Ehre ist ganz allein etwas, dass tief aus dir selbst kommen muss. Nur wer ehrenhaftes tut kann auch erwarten geehrt zu werden und so handle nicht nach deinen Instinkten, lasse zuvor deine Ehre ein Urteil der Situation abgeben, um zu entscheiden, ob du der Moral deines Herzens folgst oder doch eher dem unterbewussten Drang deines Tiers danach dir alles einzuverleiben. Und so solle dein Weg sein, dass du die Ehre in dir wachsen lässt. Sie mit dem Dünger der Moral stärkst und schlussendlich gestärkt und standfest ins Licht trittst, um zu zeigen, dass du deinen Weg gegangen bist. Du weißt nun, wohin es geht. Präsentiere uns deine Entschlossenheit, dass du das, was du vollrichtest, auch wirklich machen willst und zwar bis zum unausweichlichen Ende. Sei über jeden Zweifel erhaben, der deine Entscheidungen verdrehen könnte, wie die Schlange einst Adam und Eva verdrehte. Lasse den Zweifler in dir zurück und zeige, dass du deinen Weg bereits kennst, wenngleich du ihn noch nicht bestreiten musst, denn er ist deine Zukunft. Zeige, dass dein Wille nicht zu brechen ist, wie die Schale einer Walnuss. Zeige, dass du nicht nur eine harte Schale hast, sondern einen mindestens ebenso harten Kern. Denn wir werden dich prüfen. Im Mahlstein unserer Zunft wissen wir die Spreu vom Weizen zu trennen und so glaube uns, dass wir dies auch tun. Kein ehrenloses Pack kommt uns in die eigenen Reihen. Nur ehrsame sollen sich hier einfinden, damit wir uns gegenseitig befruchten können mit unserem Können. Sei also wie der Fels in der Brandung, wenn wir dich unter die Lupe nehmen, denn wir sind die Wogen des Meeres, die an dich heran treten, um dich von den Beinen zu reißen.
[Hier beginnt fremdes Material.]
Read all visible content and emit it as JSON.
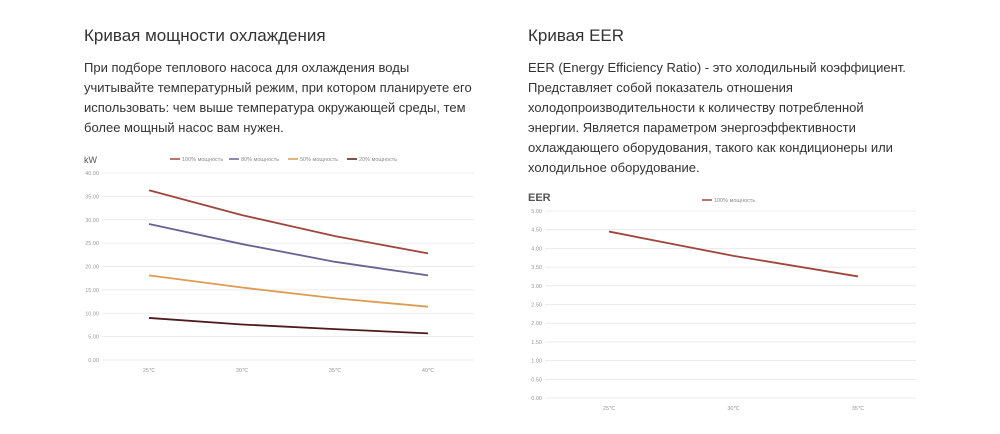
{
  "left": {
    "title": "Кривая мощности охлаждения",
    "text_lines": [
      "При подборе теплового насоса для охлаждения воды",
      "учитывайте температурный режим, при котором планируете его",
      "использовать: чем выше температура окружающей среды, тем",
      "более мощный насос вам нужен."
    ]
  },
  "right": {
    "title": "Кривая EER",
    "text_lines": [
      "EER (Energy Efficiency Ratio) - это холодильный коэффициент.",
      "Представляет собой показатель отношения",
      "холодопроизводительности к количеству потребленной",
      "энергии. Является параметром энергоэффективности",
      "охлаждающего оборудования, такого как кондиционеры или",
      "холодильное оборудование."
    ]
  },
  "chart_data": [
    {
      "type": "line",
      "title": "",
      "ylabel": "kW",
      "xlabel": "",
      "categories": [
        "25℃",
        "30℃",
        "35℃",
        "40℃"
      ],
      "ylim": [
        0,
        40
      ],
      "yticks": [
        "0.00",
        "5.00",
        "10.00",
        "15.00",
        "20.00",
        "25.00",
        "30.00",
        "35.00",
        "40.00"
      ],
      "grid": true,
      "legend_position": "top",
      "series": [
        {
          "name": "100% мощность",
          "color": "#a0453c",
          "values": [
            36.3,
            31.0,
            26.5,
            22.8
          ]
        },
        {
          "name": "80% мощность",
          "color": "#6c6196",
          "values": [
            29.1,
            24.8,
            21.0,
            18.1
          ]
        },
        {
          "name": "50% мощность",
          "color": "#dd9c52",
          "values": [
            18.1,
            15.5,
            13.2,
            11.4
          ]
        },
        {
          "name": "20% мощность",
          "color": "#4e1a1a",
          "values": [
            9.0,
            7.6,
            6.6,
            5.7
          ]
        }
      ]
    },
    {
      "type": "line",
      "title": "",
      "ylabel": "EER",
      "xlabel": "",
      "categories": [
        "25℃",
        "30℃",
        "35℃"
      ],
      "ylim": [
        0,
        5
      ],
      "yticks": [
        "0.00",
        "0.50",
        "1.00",
        "1.50",
        "2.00",
        "2.50",
        "3.00",
        "3.50",
        "4.00",
        "4.50",
        "5.00"
      ],
      "grid": true,
      "legend_position": "top",
      "series": [
        {
          "name": "100% мощность",
          "color": "#a0453c",
          "values": [
            4.45,
            3.8,
            3.25
          ]
        }
      ]
    }
  ]
}
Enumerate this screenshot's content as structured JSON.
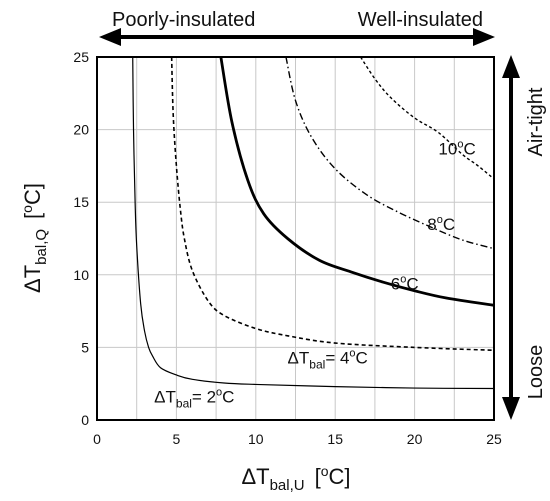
{
  "chart_data": {
    "type": "line",
    "xlim": [
      0,
      25
    ],
    "ylim": [
      0,
      25
    ],
    "xticks": [
      0,
      5,
      10,
      15,
      20,
      25
    ],
    "yticks": [
      0,
      5,
      10,
      15,
      20,
      25
    ],
    "grid": true,
    "xlabel": {
      "prefix": "ΔT",
      "sub": "bal,U",
      "unit_open": "[",
      "unit_sup": "o",
      "unit_rest": "C]"
    },
    "ylabel": {
      "prefix": "ΔT",
      "sub": "bal,Q",
      "unit_open": "[",
      "unit_sup": "o",
      "unit_rest": "C]"
    },
    "top_arrow": {
      "left": "Poorly-insulated",
      "right": "Well-insulated"
    },
    "right_arrow": {
      "top": "Air-tight",
      "bottom": "Loose"
    },
    "series": [
      {
        "curve_label": {
          "prefix": "ΔT",
          "sub": "bal",
          "eq": "= 2",
          "sup": "o",
          "unit": "C",
          "at": [
            3.6,
            1.2
          ]
        },
        "style": "solid-thin",
        "points": [
          [
            2.25,
            25
          ],
          [
            2.3,
            20
          ],
          [
            2.4,
            15
          ],
          [
            2.5,
            12
          ],
          [
            2.75,
            8
          ],
          [
            3,
            6.1
          ],
          [
            3.25,
            5
          ],
          [
            3.5,
            4.4
          ],
          [
            4,
            3.6
          ],
          [
            5,
            3.1
          ],
          [
            6,
            2.8
          ],
          [
            8,
            2.55
          ],
          [
            10,
            2.45
          ],
          [
            15,
            2.3
          ],
          [
            20,
            2.2
          ],
          [
            25,
            2.17
          ]
        ]
      },
      {
        "curve_label": {
          "prefix": "ΔT",
          "sub": "bal",
          "eq": "= 4",
          "sup": "o",
          "unit": "C",
          "at": [
            12,
            3.9
          ]
        },
        "style": "dashed",
        "points": [
          [
            4.7,
            25
          ],
          [
            4.8,
            21
          ],
          [
            5,
            17.5
          ],
          [
            5.25,
            14.5
          ],
          [
            5.5,
            12.5
          ],
          [
            6,
            10.3
          ],
          [
            7,
            8.2
          ],
          [
            8,
            7.2
          ],
          [
            10,
            6.3
          ],
          [
            12,
            5.8
          ],
          [
            15,
            5.3
          ],
          [
            20,
            5.0
          ],
          [
            25,
            4.8
          ]
        ]
      },
      {
        "curve_label": {
          "text": "6",
          "sup": "o",
          "unit": "C",
          "at": [
            18.5,
            9.0
          ]
        },
        "style": "solid-thick",
        "points": [
          [
            7.8,
            25
          ],
          [
            8.5,
            20.5
          ],
          [
            9.5,
            16.5
          ],
          [
            10.5,
            14.2
          ],
          [
            12,
            12.5
          ],
          [
            14,
            11
          ],
          [
            16,
            10.2
          ],
          [
            18,
            9.5
          ],
          [
            20,
            8.9
          ],
          [
            22,
            8.4
          ],
          [
            25,
            7.9
          ]
        ]
      },
      {
        "curve_label": {
          "text": "8",
          "sup": "o",
          "unit": "C",
          "at": [
            20.8,
            13.1
          ]
        },
        "style": "dash-dot",
        "points": [
          [
            11.9,
            25
          ],
          [
            12.5,
            22
          ],
          [
            13.5,
            19.5
          ],
          [
            15,
            17.3
          ],
          [
            17,
            15.5
          ],
          [
            19,
            14.3
          ],
          [
            21,
            13.3
          ],
          [
            23,
            12.4
          ],
          [
            25,
            11.8
          ]
        ]
      },
      {
        "curve_label": {
          "text": "10",
          "sup": "o",
          "unit": "C",
          "at": [
            21.5,
            18.3
          ]
        },
        "style": "dashed-fine",
        "points": [
          [
            16.6,
            25
          ],
          [
            17.5,
            23.5
          ],
          [
            18.5,
            22.2
          ],
          [
            20,
            20.8
          ],
          [
            21.5,
            19.8
          ],
          [
            23,
            18.3
          ],
          [
            24,
            17.5
          ],
          [
            25,
            16.6
          ]
        ]
      }
    ]
  }
}
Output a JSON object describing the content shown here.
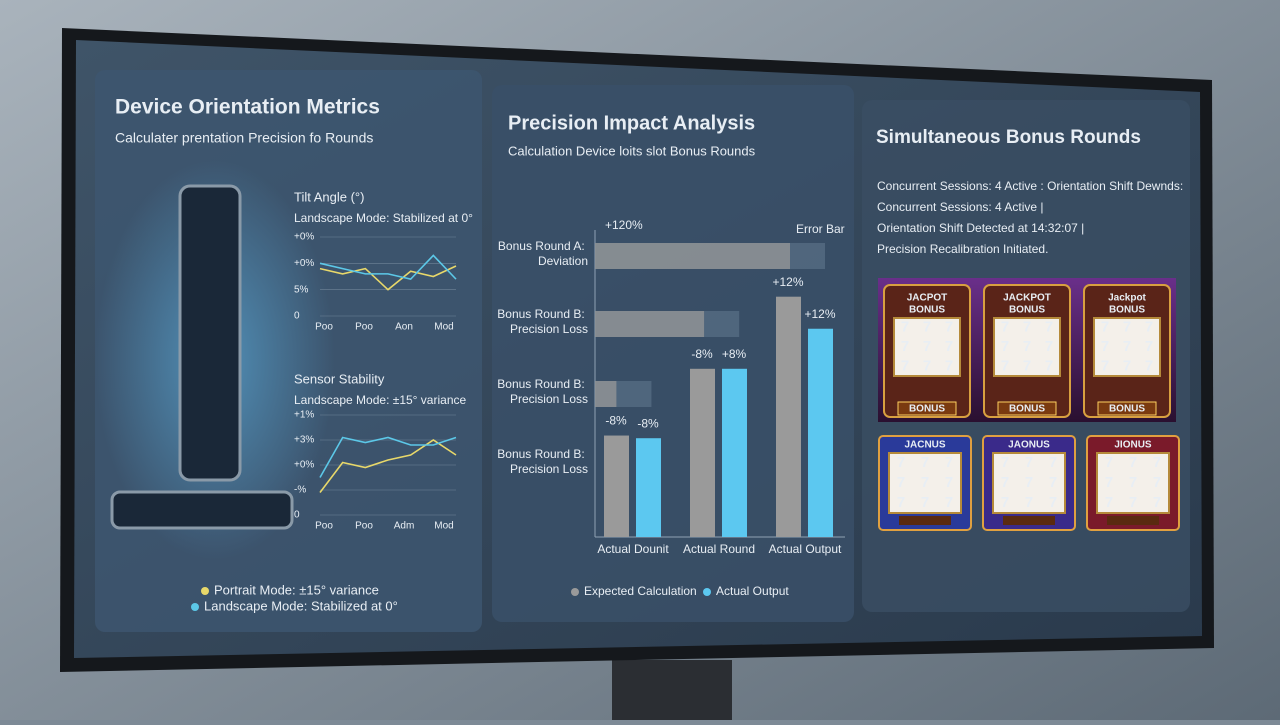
{
  "orientation": {
    "title": "Device Orientation Metrics",
    "subtitle": "Calculater prentation Precision fo Rounds",
    "charts": [
      {
        "title": "Tilt Angle (°)",
        "subtitle": "Landscape Mode: Stabilized at 0°",
        "ylim": [
          0,
          3.4
        ],
        "yticks": [
          {
            "value": 3,
            "label": "+0%"
          },
          {
            "value": 2,
            "label": "+0%"
          },
          {
            "value": 1,
            "label": "5%"
          },
          0
        ],
        "xlabels": [
          "Poo",
          "Poo",
          "Aon",
          "Mod"
        ],
        "series": [
          {
            "color": "#e8d86a",
            "values": [
              1.8,
              1.6,
              1.8,
              1.0,
              1.7,
              1.5,
              1.9
            ]
          },
          {
            "color": "#5cc8e8",
            "values": [
              2.0,
              1.8,
              1.6,
              1.6,
              1.4,
              2.3,
              1.4
            ]
          }
        ]
      },
      {
        "title": "Sensor Stability",
        "subtitle": "Landscape Mode: ±15° variance",
        "ylim": [
          0,
          4.2
        ],
        "yticks": [
          {
            "value": 4,
            "label": "+1%"
          },
          {
            "value": 3,
            "label": "+3%"
          },
          {
            "value": 2,
            "label": "+0%"
          },
          {
            "value": 1,
            "label": "-%"
          },
          0
        ],
        "xlabels": [
          "Poo",
          "Poo",
          "Adm",
          "Mod"
        ],
        "series": [
          {
            "color": "#e8d86a",
            "values": [
              0.9,
              2.1,
              1.9,
              2.2,
              2.4,
              3.0,
              2.4
            ]
          },
          {
            "color": "#5cc8e8",
            "values": [
              1.5,
              3.1,
              2.9,
              3.1,
              2.8,
              2.8,
              3.1
            ]
          }
        ]
      }
    ],
    "legend": [
      {
        "label": "Portrait Mode: ±15° variance",
        "color": "#e8d86a"
      },
      {
        "label": "Landscape Mode: Stabilized at 0°",
        "color": "#5cc8e8"
      }
    ]
  },
  "precision": {
    "title": "Precision Impact Analysis",
    "subtitle": "Calculation Device loits slot Bonus Rounds",
    "rows": [
      "Bonus Round A: Deviation",
      "Bonus Round B: Precision Loss",
      "Bonus Round B: Precision Loss",
      "Bonus Round B: Precision Loss"
    ],
    "row_values": [
      100,
      56,
      11,
      null
    ],
    "xlim": [
      0,
      100
    ],
    "notes": [
      "+120%",
      "Error Bar"
    ],
    "categories": [
      "Actual Dounit",
      "Actual Round",
      "Actual Output"
    ],
    "ylim": [
      0,
      100
    ],
    "series": [
      {
        "name": "Expected Calculation",
        "color": "#9a9a9a",
        "values": [
          38,
          63,
          90
        ]
      },
      {
        "name": "Actual Output",
        "color": "#5cc8f0",
        "values": [
          37,
          63,
          78
        ]
      }
    ],
    "bar_notes": [
      [
        "-8%",
        "-8%"
      ],
      [
        "-8%",
        "+8%"
      ],
      [
        "+12%",
        "+12%"
      ]
    ]
  },
  "bonus": {
    "title": "Simultaneous Bonus Rounds",
    "lines": [
      "Concurrent Sessions: 4 Active : Orientation  Shift Dewnds:",
      "Concurrent Sessions: 4 Active |",
      "Orientation Shift Detected at 14:32:07 |",
      "Precision Recalibration Initiated."
    ],
    "machines_top": [
      [
        "JACPOT",
        "BONUS"
      ],
      [
        "JACKPOT",
        "BONUS"
      ],
      [
        "Jackpot",
        "BONUS"
      ]
    ],
    "button": "BONUS",
    "machines_bottom": [
      "JACNUS",
      "JAONUS",
      "JIONUS"
    ],
    "symbol": "7"
  }
}
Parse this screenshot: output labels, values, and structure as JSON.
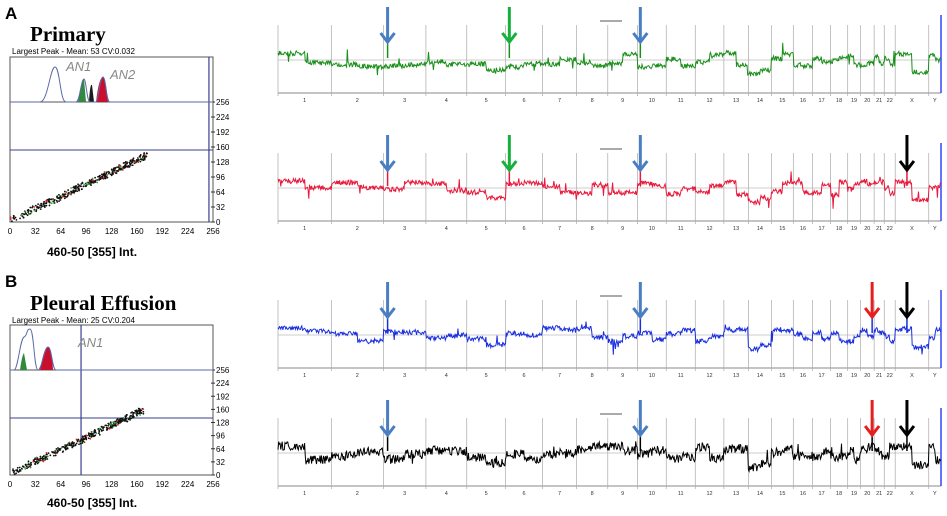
{
  "panels": [
    {
      "letter": "A",
      "title": "Primary",
      "flow": {
        "peak_text": "Largest Peak - Mean:  53  CV:0.032",
        "annotations": [
          "AN1",
          "AN2"
        ],
        "xaxis_label": "460-50 [355] Int.",
        "tick_labels": [
          "0",
          "32",
          "64",
          "96",
          "128",
          "160",
          "192",
          "224",
          "256"
        ],
        "gate_fraction": 0.98
      },
      "tracks": [
        {
          "color": "#1a8f1a",
          "arrows": [
            {
              "chrom": "3",
              "color": "#4a7ec2"
            },
            {
              "chrom": "6",
              "color": "#17b03c"
            },
            {
              "chrom": "10",
              "color": "#4a7ec2"
            }
          ]
        },
        {
          "color": "#e8193c",
          "arrows": [
            {
              "chrom": "3",
              "color": "#4a7ec2"
            },
            {
              "chrom": "6",
              "color": "#17b03c"
            },
            {
              "chrom": "10",
              "color": "#4a7ec2"
            },
            {
              "chrom": "X",
              "color": "#000000"
            }
          ]
        }
      ]
    },
    {
      "letter": "B",
      "title": "Pleural Effusion",
      "flow": {
        "peak_text": "Largest Peak - Mean:  25  CV:0.204",
        "annotations": [
          "AN1"
        ],
        "xaxis_label": "460-50 [355] Int.",
        "tick_labels": [
          "0",
          "32",
          "64",
          "96",
          "128",
          "160",
          "192",
          "224",
          "256"
        ],
        "gate_fraction": 0.35
      },
      "tracks": [
        {
          "color": "#1a2fe0",
          "arrows": [
            {
              "chrom": "3",
              "color": "#4a7ec2"
            },
            {
              "chrom": "10",
              "color": "#4a7ec2"
            },
            {
              "chrom": "21",
              "color": "#e61e1e"
            },
            {
              "chrom": "X",
              "color": "#000000"
            }
          ]
        },
        {
          "color": "#000000",
          "arrows": [
            {
              "chrom": "3",
              "color": "#4a7ec2"
            },
            {
              "chrom": "10",
              "color": "#4a7ec2"
            },
            {
              "chrom": "21",
              "color": "#e61e1e"
            },
            {
              "chrom": "X",
              "color": "#000000"
            }
          ]
        }
      ]
    }
  ],
  "chromosome_labels": [
    "1",
    "2",
    "3",
    "4",
    "5",
    "6",
    "7",
    "8",
    "9",
    "10",
    "11",
    "12",
    "13",
    "14",
    "15",
    "16",
    "17",
    "18",
    "19",
    "20",
    "21",
    "22",
    "X",
    "Y"
  ]
}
Und wenn du zum Schluss noch zeigst, dass du überzeugt bist von deiner letzten Tat, dass du zeigst, dass du das Licht in der Dunkelheit bist, dass du der bist, der sich opfert für das Leben der unschuldigen anderen, dann, aber auch nur dann, heißen wir dich willkommen in unserer Riege. Dann nenne dich einen Kendoku.